The Phantom Stranger might the most powerful member of Justice League Dark
When it comes to the Phantom Stranger, it's all in the name. A mysterious figure wielding nebulous powers, the Stranger is unique among the members of Justice League Dark — and indeed, all denizens of the DC universe — in that he has no specific origin. Many have been proposed, most of which imply that he's an immortal wanderer of the earth, condemned by divine powers to dwell among the humans from whom he stands eternally apart. His powers are similarly ill-defined, to the point that he might just be the most powerful Justice League Dark hero of all. In fact, he's one of the most powerful DC heroes period.

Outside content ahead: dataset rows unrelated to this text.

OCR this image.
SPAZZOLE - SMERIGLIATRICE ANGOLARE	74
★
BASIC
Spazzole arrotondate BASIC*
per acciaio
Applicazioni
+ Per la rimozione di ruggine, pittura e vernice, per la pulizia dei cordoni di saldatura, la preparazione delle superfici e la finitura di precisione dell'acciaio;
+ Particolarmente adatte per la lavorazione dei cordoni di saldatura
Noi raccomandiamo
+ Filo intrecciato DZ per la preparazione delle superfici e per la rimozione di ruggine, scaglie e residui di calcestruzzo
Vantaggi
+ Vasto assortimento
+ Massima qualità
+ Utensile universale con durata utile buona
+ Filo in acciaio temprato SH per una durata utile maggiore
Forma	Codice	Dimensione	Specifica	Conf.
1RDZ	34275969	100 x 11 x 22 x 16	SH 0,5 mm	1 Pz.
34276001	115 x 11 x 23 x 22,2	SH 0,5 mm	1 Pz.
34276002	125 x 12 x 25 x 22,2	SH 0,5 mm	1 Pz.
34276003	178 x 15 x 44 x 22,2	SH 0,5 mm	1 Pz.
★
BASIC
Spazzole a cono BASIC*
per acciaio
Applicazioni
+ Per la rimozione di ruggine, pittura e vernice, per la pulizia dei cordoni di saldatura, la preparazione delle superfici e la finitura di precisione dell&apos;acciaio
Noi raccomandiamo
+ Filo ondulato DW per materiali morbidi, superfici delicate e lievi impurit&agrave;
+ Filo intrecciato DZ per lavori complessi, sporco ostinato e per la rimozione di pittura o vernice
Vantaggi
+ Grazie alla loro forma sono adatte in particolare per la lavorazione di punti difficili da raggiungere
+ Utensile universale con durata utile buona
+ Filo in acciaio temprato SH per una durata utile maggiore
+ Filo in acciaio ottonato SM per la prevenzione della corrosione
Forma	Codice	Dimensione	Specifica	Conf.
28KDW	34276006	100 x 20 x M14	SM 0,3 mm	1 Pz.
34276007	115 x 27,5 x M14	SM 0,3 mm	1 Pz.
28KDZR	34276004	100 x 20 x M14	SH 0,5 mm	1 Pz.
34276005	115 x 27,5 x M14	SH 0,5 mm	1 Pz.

To catalog the Stranger's abilities is difficult. He seems to be able to do, effectively, anything. He can travel vast interstellar distances, transmute matter, manipulate dreams, animate the inanimate, and he appears to be effectively immortal. He's also apparently omniscient, remarking once that "nothing remains hidden to [him]." He walks the line between man and god, his only real weakness being his inability to act directly upon the events of history. He might know how they'll play out, what fates are in store, and what precisely is at stake, but he can only gesture, suggest, and warn those he seeks to help, and even then, often cryptically. Thus fares the Phantom Stranger — effectively divine, cosmically limited.